L’EFC repose sur un changement de logique : passer de la possession à l’usage. Au lieu d’acheter une voiture, on souscrit à un service de mobilité. Au lieu d’acheter un luminaire, on paie pour un certain niveau d’éclairage garanti. Dans ce modèle, l’entreprise reste propriétaire du bien, en assure l’entretien et la réparation, et vise à le faire durer le plus longtemps possible. Cela va à l’encontre du gaspillage, de la surproduction et de l’obsolescence programmée. Certains exemples classiques de l’EFC sont ceux où un produit devient un service. C’est le cas de Michelin, qui ne vend plus simplement des pneus, mais propose un « pack mobilité » intégrant la performance des pneus et l’efficacité énergétique. L’entreprise conserve la propriété, assure la maintenance, et aide ses clients – principalement des grandes flottes de véhicules – à réduire leurs coûts et leur impact environnemental.
D’autres approches vont plus loin en repensant la valeur : il ne s’agit plus seulement de vendre un service, mais de construire des partenariats de long terme entre fournisseurs, usagers et collectivités. C’est le cas de Les Anges Gardins, une entreprise d’insertion située sur la Côte d’Opale, dans le nord de la France. Membre du réseau Cocagne de fermes bio solidaires, elle ne se contente pas de produire des légumes : elle réinvente l’alimentation comme levier de santé, d’inclusion sociale et de résilience territoriale. Un ‘archipelago’ de parcelles urbaines en friche sont transformées en jardins productifs, intégrés dans des écopôles alimentaires — des “territoires alimentaires inclusifs”. Les récoltes sont destinées aux particuliers mais aussi à des consommateurs collectifs comme des maisons de retraite ou des cantines d’entreprise. En combinant travail agricole et services sociaux, Les Anges Gardins créent des emplois, restaurent les sols et améliorent la nutrition locale – sans chercher à s’étendre indéfiniment. Leur modèle est aujourd’hui répliqué dans d’anciennes villes minières, avec le soutien des municipalités.

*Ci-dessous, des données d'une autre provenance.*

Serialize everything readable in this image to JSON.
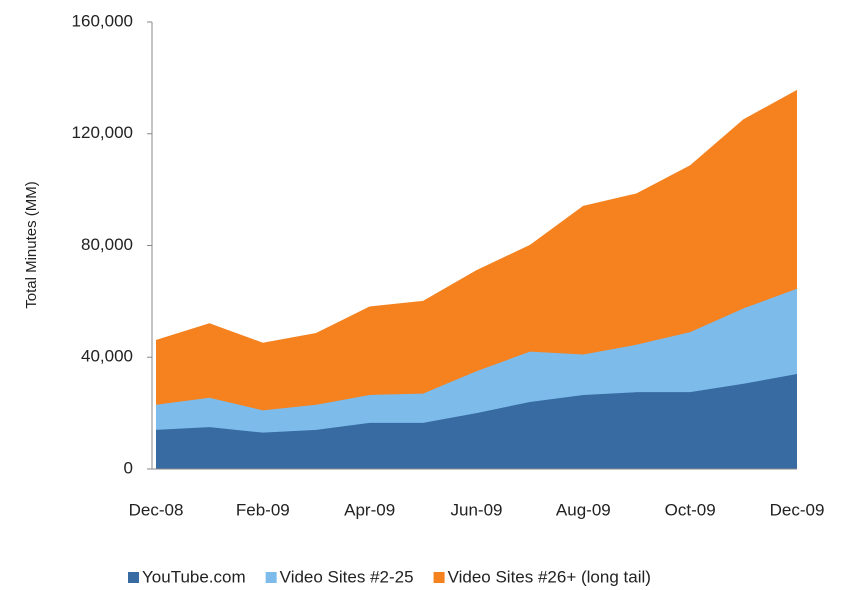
{
  "chart_data": {
    "type": "stacked_area",
    "y_label": "Total Minutes (MM)",
    "categories": [
      "Dec-08",
      null,
      "Feb-09",
      null,
      "Apr-09",
      null,
      "Jun-09",
      null,
      "Aug-09",
      null,
      "Oct-09",
      null,
      "Dec-09"
    ],
    "series": [
      {
        "name": "YouTube.com",
        "color": "#376ba2",
        "values": [
          14000,
          15000,
          13000,
          14000,
          16500,
          16500,
          20000,
          24000,
          26500,
          27500,
          27500,
          30500,
          34000
        ]
      },
      {
        "name": "Video Sites #2-25",
        "color": "#7dbbea",
        "values": [
          9000,
          10500,
          8000,
          9000,
          10000,
          10500,
          15000,
          18000,
          14500,
          17000,
          21500,
          27000,
          30500
        ]
      },
      {
        "name": "Video Sites #26+ (long tail)",
        "color": "#f5821f",
        "values": [
          23000,
          26500,
          24000,
          25500,
          31500,
          33000,
          36000,
          38000,
          53000,
          54000,
          59500,
          67500,
          71000
        ]
      }
    ],
    "ylim": [
      0,
      160000
    ],
    "yticks": [
      0,
      {
        "value": 40000,
        "label": "40,000"
      },
      {
        "value": 80000,
        "label": "80,000"
      },
      {
        "value": 120000,
        "label": "120,000"
      },
      {
        "value": 160000,
        "label": "160,000"
      }
    ]
  }
}
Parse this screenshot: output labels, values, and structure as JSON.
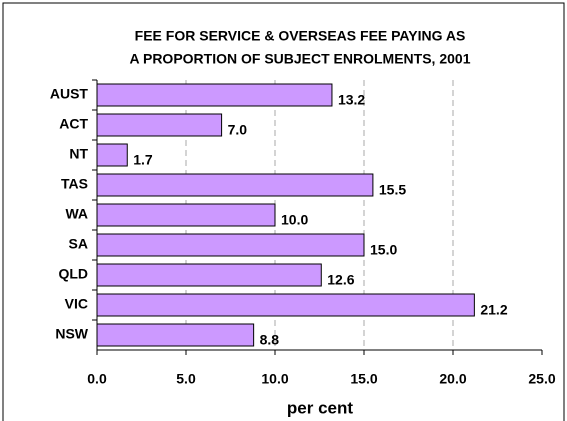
{
  "chart_data": {
    "type": "hbar",
    "title": [
      "FEE FOR SERVICE & OVERSEAS FEE PAYING AS",
      "A PROPORTION OF SUBJECT ENROLMENTS, 2001"
    ],
    "categories": [
      "AUST",
      "ACT",
      "NT",
      "TAS",
      "WA",
      "SA",
      "QLD",
      "VIC",
      "NSW"
    ],
    "values": [
      13.2,
      7.0,
      1.7,
      15.5,
      10.0,
      15.0,
      12.6,
      21.2,
      8.8
    ],
    "value_labels": [
      "13.2",
      "7.0",
      "1.7",
      "15.5",
      "10.0",
      "15.0",
      "12.6",
      "21.2",
      "8.8"
    ],
    "color": "#cc99ff",
    "xlabel": "per cent",
    "xlim": [
      0,
      25
    ],
    "xticks": [
      {
        "value": 0,
        "label": "0.0"
      },
      {
        "value": 5,
        "label": "5.0"
      },
      {
        "value": 10,
        "label": "10.0"
      },
      {
        "value": 15,
        "label": "15.0"
      },
      {
        "value": 20,
        "label": "20.0"
      },
      {
        "value": 25,
        "label": "25.0"
      }
    ],
    "grid": true
  }
}
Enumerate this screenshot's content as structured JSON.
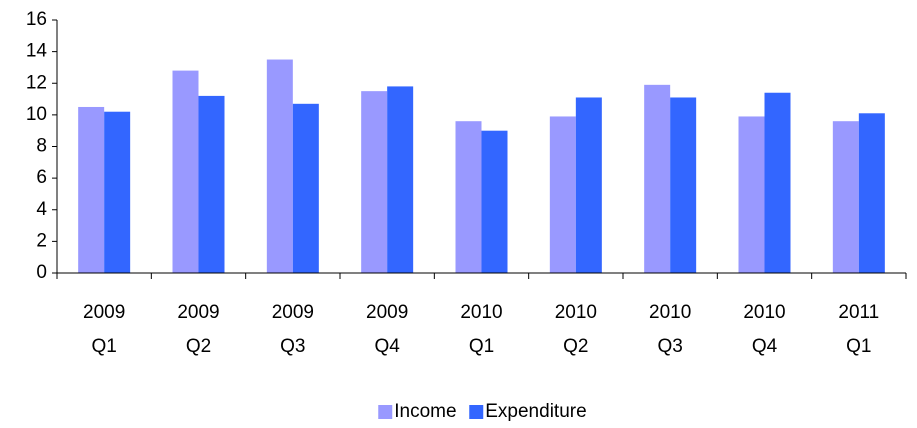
{
  "chart_data": {
    "type": "bar",
    "categories": [
      [
        "2009",
        "Q1"
      ],
      [
        "2009",
        "Q2"
      ],
      [
        "2009",
        "Q3"
      ],
      [
        "2009",
        "Q4"
      ],
      [
        "2010",
        "Q1"
      ],
      [
        "2010",
        "Q2"
      ],
      [
        "2010",
        "Q3"
      ],
      [
        "2010",
        "Q4"
      ],
      [
        "2011",
        "Q1"
      ]
    ],
    "series": [
      {
        "name": "Income",
        "color": "#9999ff",
        "values": [
          10.5,
          12.8,
          13.5,
          11.5,
          9.6,
          9.9,
          11.9,
          9.9,
          9.6
        ]
      },
      {
        "name": "Expenditure",
        "color": "#3366ff",
        "values": [
          10.2,
          11.2,
          10.7,
          11.8,
          9.0,
          11.1,
          11.1,
          11.4,
          10.1
        ]
      }
    ],
    "ylim": [
      0,
      16
    ],
    "yticks": [
      0,
      2,
      4,
      6,
      8,
      10,
      12,
      14,
      16
    ],
    "grid": false,
    "legend": "bottom"
  }
}
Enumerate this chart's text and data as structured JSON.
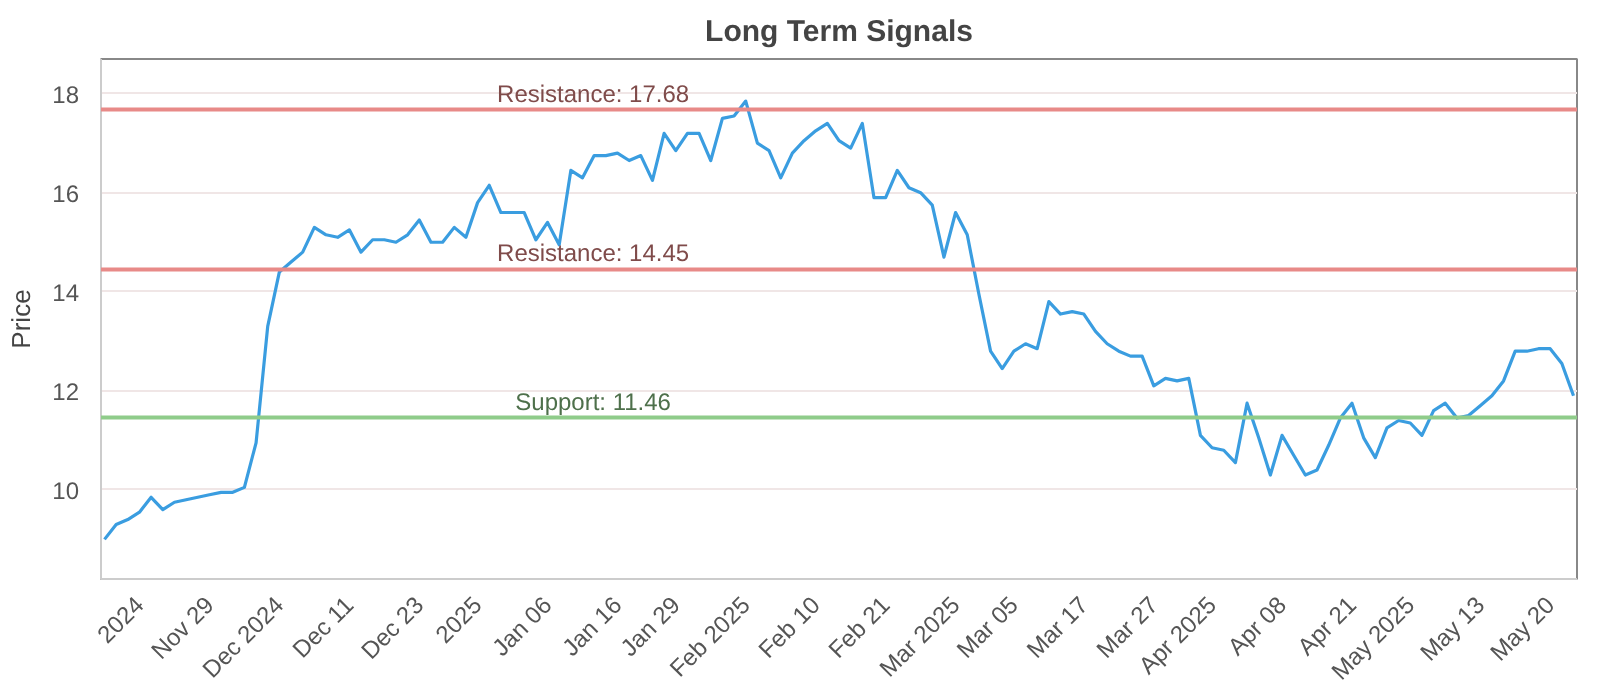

C’est là que l’économie de la fonctionnalité dépasse le simple modèle d’affaire : fondée sur la coopération, non seulement au sein des entreprises mais aussi entre secteurs, institutions et communautés, elle devient un levier de transformation territoriale. Elle ouvre la voie à des dynamiques collectives entre acteurs publics et privés autour d’objectifs communs. C’est le cas par example du programme COOP’TER, soutenu par l’ADEME, qui accompagne la construction d’écosystèmes coopératifs autour de l’alimentation, la santé ou le logement, basés sur la valeur d’usage plutôt que le volume. Et si, finalement, faire moins mais mieux, c’était le modèle d’affaires le plus résilient que nous ayons ?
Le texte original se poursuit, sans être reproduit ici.